Ziobro: Dort hat eine sehr prominente Vertreterin der Richterschaft (Richterin am Obersten Verwaltungsgericht Irena Kamińska – Anm. RdP) gesagt, die Richter seien „eine ganz und gar auβergewöhnliche Kaste von Menschen“.

Richterin Irena Kamińska.

Und man kann in den Filmberichten sehen, dass sich im Saal keinerlei Ablehnung nach diesen Worten breitgemacht hat. Niemand hatte die Schamesröte im Gesicht. Niemand hat sich distanziert. Dort gab es Ovationen und Beifall. Wieviel Hochmut muss man in sich haben, um dermaβen von der Realität abzuheben. Deswegen sind Veränderungen, ist der Sauerstoff der Demokratie vonnöten.

Deswegen schlagen wir das vor, deswegen setzten wir unser Wahlprogramm um. Wir machen genau das, was sie in unserem Wahlprogramm finden können. Und wir werden dieses Werk unbeirrt fortsetzen.

Kommunismus? War da was?

Was die Nichtaufarbeitung des Kommunismus angeht, an dieser Stelle muss man eingestehen, dass immerhin ein, wörtlich: ein, Richter, der Willkürurteile gegen Oppositionelle gefällt hat, aus dem Amt entfernt wurde. Eigentlich war die Entfernung von fünfhundert bis sechshundert Richtern geplant und notwendig.

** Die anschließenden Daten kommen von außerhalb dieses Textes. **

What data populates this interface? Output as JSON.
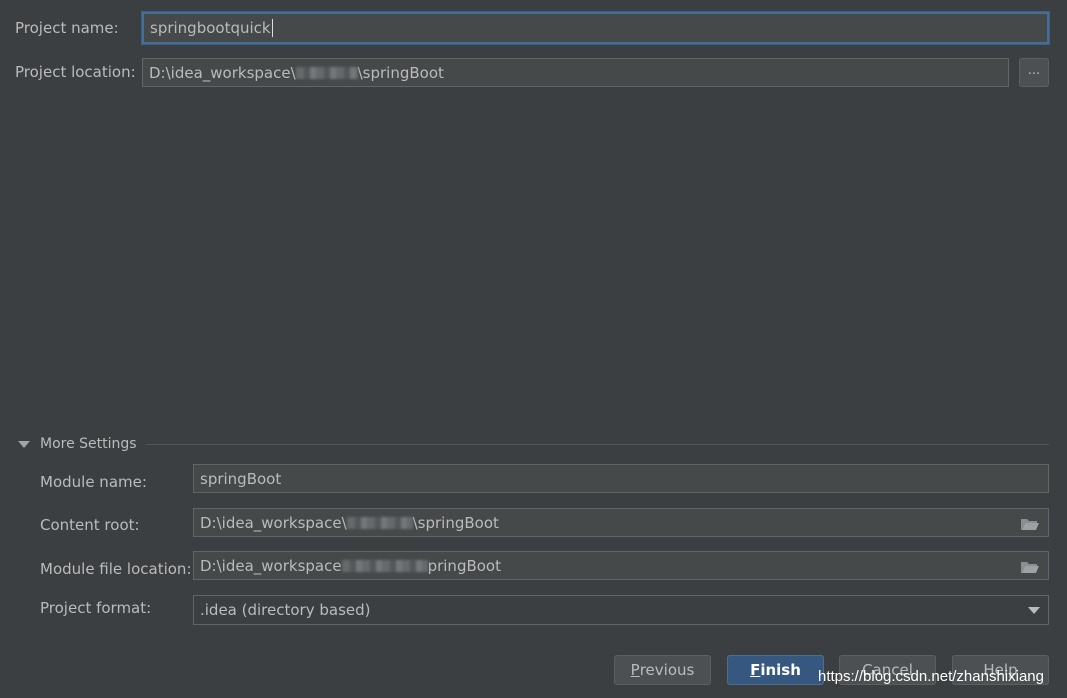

In der ehemaligen DDR waren bereits drei Jahre nach der deutschen Wiedervereinigung nur zwanzig Prozent der DDR-Richter in ihrem Amt verblieben. Das zeigt die Unterschiede in der Aufarbeitung.

Sehr auffällig in der Debatte, die bei uns geführt wird, ist die ständige Verneinung der Nichtaufarbeitung des Kommunismus durch die Richterschaft. Die gut gemeinten Worte von Ende 1989 des damaligen, gerade neuernannten Ersten Vorsitzenden des Obersten Gerichts (und Oppositionellen im Kommunismus – Anm. RdP), Prof. Adam Strzembosz (fonetisch Stschembosch – Anm. RdP), die kommunistische Richterschaft „werde sich selbst säubern“ klingen inzwischen wie Hohn.

Heute findet auch in dieser Frage eine „Verteidigung der belagerten Festung“ statt, indem man uns einzureden versucht, wie das z.B. die Vertreter des Landesjustizrates tun, dass es nicht stimmt, dass die Richter keine reine Weste haben. Wie kann man so etwas erzählen, entgegen den Tatsachen!? Da gehört schon viel Dreistigkeit dazu.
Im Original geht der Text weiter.